Пока вестовой передавал для последних рядов условный знак, три раза поднимал и опускал пику с подвязанной голубой лентой, стрельцы, казаки нестройно вынимали сабли, зачем‑то поправляли ружья, мушкеты. Пять видимых из степи последних рядов казаков продолжали удерживать прежний лошадиный шаг, а все бывшие перед ними, вслед за Лыковым и есаулом стали пришпоривать коней, переводя их на бег и отрываясь вперёд. Теснина встревожено загудела от согласованного конского топота. Возбуждение кровожадной ярости росло в Лыкове с каждым вдохом. Снова им удалось обмануть кочевников. Пусть ненадолго, а те не сидели больше на хвосте, их своим видом сдерживали последние ряды казаков. Первым ударом надо было подобно лавине опрокинуть разбойников, внести сумятицу, расстроить привычный для них образ действий, чтобы успеть оценить долину котловины своими глазами, а тогда уже приготовиться к встрече орды. Каждая минута отрыва от неё увеличивала надежду выжить и победить.
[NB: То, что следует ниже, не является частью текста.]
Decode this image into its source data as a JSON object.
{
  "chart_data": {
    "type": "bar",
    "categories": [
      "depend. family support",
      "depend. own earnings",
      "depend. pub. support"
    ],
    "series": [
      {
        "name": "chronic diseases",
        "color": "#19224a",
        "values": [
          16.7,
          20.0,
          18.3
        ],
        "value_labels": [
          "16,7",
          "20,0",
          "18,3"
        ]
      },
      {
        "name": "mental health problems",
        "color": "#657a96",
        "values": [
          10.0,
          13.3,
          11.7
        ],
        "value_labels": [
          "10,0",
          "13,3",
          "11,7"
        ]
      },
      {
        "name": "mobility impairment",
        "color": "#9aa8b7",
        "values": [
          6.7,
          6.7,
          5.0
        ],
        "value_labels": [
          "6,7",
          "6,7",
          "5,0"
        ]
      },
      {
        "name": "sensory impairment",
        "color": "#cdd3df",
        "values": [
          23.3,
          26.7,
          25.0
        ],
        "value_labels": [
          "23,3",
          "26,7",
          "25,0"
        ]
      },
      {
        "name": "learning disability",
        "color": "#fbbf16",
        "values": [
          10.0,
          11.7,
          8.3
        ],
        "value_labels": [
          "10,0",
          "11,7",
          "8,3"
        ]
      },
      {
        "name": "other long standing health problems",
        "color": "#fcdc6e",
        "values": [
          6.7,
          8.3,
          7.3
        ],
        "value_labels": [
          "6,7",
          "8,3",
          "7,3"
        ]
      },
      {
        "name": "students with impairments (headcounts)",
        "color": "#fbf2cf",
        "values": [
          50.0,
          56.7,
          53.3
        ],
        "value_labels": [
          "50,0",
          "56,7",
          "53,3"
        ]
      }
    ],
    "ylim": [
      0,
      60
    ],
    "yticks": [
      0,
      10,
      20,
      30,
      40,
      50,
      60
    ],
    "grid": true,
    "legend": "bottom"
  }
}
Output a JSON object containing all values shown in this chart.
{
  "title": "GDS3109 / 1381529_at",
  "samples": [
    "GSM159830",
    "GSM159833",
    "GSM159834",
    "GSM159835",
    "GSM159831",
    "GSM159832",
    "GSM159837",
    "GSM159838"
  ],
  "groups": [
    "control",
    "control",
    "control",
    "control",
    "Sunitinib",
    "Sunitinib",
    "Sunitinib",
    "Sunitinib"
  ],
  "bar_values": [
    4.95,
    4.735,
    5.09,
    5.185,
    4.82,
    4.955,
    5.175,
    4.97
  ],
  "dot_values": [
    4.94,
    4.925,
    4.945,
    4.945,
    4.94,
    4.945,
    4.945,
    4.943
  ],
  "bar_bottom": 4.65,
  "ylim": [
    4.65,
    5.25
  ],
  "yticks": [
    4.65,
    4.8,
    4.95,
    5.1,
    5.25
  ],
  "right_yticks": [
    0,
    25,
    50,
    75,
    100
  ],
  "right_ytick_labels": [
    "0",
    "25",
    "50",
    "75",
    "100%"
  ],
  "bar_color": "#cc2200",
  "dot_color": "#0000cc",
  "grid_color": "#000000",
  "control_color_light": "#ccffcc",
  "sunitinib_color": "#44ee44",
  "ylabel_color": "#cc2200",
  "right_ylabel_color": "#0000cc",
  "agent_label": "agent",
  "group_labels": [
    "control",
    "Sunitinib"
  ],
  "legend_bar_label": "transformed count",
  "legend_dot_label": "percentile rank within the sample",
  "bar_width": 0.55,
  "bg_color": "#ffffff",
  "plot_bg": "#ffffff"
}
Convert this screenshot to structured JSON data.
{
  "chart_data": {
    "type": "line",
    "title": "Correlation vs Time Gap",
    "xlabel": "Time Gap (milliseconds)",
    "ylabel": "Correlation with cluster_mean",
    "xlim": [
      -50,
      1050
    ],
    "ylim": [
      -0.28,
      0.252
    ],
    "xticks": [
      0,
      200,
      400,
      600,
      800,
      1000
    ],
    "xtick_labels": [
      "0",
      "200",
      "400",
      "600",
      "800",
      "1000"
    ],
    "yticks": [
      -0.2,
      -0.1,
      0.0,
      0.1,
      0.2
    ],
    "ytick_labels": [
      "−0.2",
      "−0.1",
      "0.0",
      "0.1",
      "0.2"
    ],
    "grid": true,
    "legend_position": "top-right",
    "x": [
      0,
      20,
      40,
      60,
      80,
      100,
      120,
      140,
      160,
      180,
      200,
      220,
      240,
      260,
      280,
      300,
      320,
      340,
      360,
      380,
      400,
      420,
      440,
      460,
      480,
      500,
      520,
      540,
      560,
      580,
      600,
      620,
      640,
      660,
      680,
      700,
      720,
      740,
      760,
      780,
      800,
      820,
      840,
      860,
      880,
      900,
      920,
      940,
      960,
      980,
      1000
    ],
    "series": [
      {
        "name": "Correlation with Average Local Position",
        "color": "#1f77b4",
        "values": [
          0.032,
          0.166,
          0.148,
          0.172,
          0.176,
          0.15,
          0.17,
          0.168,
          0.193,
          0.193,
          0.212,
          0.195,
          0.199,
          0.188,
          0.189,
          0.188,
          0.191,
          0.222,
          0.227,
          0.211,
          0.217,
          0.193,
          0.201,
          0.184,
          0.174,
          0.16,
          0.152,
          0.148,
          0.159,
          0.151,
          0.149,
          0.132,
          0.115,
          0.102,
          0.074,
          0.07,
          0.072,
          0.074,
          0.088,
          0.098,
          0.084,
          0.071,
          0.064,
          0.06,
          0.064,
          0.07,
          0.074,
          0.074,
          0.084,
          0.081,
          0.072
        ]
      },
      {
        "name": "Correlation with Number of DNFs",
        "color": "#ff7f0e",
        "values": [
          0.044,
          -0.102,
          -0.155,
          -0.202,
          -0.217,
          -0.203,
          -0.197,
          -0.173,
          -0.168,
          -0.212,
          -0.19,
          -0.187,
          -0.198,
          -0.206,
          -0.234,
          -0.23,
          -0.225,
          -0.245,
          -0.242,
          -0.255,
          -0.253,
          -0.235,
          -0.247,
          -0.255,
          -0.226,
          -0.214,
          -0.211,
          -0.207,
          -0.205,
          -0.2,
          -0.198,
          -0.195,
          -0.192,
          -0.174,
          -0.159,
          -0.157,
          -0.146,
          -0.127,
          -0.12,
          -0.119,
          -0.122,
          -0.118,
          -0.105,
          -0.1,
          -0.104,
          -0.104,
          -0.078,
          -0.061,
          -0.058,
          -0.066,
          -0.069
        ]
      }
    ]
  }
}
Почти полторы сотни всадников в едином порыве шумно пронеслись по теснине, нигде не встречая преград и сопротивления. Показался мрачный зев пещерного прохода. Оттуда навстречу выбежал сухопарый казак, скрещивая и разводя факелы, после чего на всякий случай подтвердил этот условный знак выкриком.

– Свободно! – закричал он, будто его могли расслышать.

Лыков с седла выхватил у него факел, первым нырнул в темноту зева. Сзади казаки подхватили два других факела, и неясные воинственные тени понеслись, заплясали по мрачным сводам и стенам. Пропустив отряд, сухопарый казак поймал своего коня, поводья которого отпустил товарищ, буквально взлетел в седло. Позади в теснине появились мчащие во весь опор казаки пяти последних рядов отряда, однако он не стал их дожидаться, стегнул коня, сорвал его с места вслед оглушительному гудению стука копыт внутри пещеры.

Когда все неудержимыми призраками скачущие лошади с всадниками миновали его укрытие, Удача выпрыгнул в проход, перебежал к куче звеньев свисающей с крюка цепи. Ухватив свободный конец, растягивая цепь, вернулся назад, протолкнул конец в дыру и быстро влез в углубление, перевалился, спрыгнул в яму. Он напрягся усилиями всего тела, чтобы быстро натянуть цепь и вновь зацепить нужное кольцо за крюк на дне ямы. Выглянув в дыру, убедился, что цепь поднялась и лишь слегка провисала в средине ширины прохода. Шум из пещеры уже переместился в долину, и там набирал силу. Часто залязгала сталь о сталь, донеслись проклятия раненых, ахнули первые ружейные и мушкетные выстрелы, сразу же изменив характер сражения. А в теснине стал нарастать гул, в котором мешались вой и улюлюканье орды, пьянеющей от предвкушения кровавого истребления загнанного в западню врага.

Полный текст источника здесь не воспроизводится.